While many people marveled at how many organizations Louise belonged to over the years, Jeannette was quick to point out that in many cases, Louise was the one who actually started them.

For instance, Louise organized and was the first president of the Washington County chapter of the American Association of University Women. She also organized and was the first president of the Washington County Medical Alliance.

She served on the Hagerstown Charter Rewriting Committee, in which reference to gender was removed.
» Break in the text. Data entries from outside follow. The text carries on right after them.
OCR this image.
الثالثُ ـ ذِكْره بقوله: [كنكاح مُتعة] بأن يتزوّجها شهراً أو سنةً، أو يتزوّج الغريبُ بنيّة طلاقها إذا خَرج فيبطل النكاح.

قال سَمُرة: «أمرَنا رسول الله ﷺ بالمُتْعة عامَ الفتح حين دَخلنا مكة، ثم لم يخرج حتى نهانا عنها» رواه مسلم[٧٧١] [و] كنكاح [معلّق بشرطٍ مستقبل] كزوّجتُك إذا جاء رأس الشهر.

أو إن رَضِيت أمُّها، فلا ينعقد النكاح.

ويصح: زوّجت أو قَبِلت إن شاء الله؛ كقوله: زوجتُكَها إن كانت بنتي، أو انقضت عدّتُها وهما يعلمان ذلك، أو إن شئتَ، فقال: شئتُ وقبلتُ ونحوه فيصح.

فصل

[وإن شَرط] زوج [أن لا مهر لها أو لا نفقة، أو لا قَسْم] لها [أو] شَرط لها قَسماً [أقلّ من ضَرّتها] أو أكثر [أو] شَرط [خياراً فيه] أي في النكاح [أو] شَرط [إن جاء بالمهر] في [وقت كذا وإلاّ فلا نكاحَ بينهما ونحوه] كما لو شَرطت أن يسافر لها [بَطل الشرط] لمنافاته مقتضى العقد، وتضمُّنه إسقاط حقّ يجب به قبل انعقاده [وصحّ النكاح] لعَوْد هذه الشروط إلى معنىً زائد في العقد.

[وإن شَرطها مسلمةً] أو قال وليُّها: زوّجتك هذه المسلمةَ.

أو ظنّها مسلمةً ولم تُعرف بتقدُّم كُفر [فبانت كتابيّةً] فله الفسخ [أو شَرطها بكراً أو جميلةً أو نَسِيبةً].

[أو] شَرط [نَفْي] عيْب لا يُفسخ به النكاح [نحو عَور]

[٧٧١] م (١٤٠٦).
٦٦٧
She also organized the local chapter of the American Cancer Society and served on the board of directors.

"When she started developing the housing project at Robinwood, where she built and sold houses and building lots, she wanted me to help her sell houses," Jeannette said. "I protested, but she insisted."

Jeannette said Louise had an old station wagon that she used when putting up signs and taking down bushes around those properties.

"She looked like a carpenter going to work," Jeannette said.

Louise also served on the board of education when it was the board of trustees of Hagerstown Junior College and helped obtain the land where the college, now Hagerstown Community College, sits.

She held offices and memberships at the Women's Club of Hagerstown, PTA, the Washington County Museum of Fine Arts and Daughters of the American Revolution.

She also provided many of the furnishings for the Beaver Creek Museum and was its curator.

Noting all of the accomplishments Louise achieved during her rich, full life, Mary Jo said Louise always considered herself, first and foremost, an educator.

At a ceremony five years ago dedicating the Beachley pavilion near the former Beaver Creek School, Mary Jo spoke of her friend's contributions to her community.

"We are very pleased she's passed our way," Mary Jo said in 2000.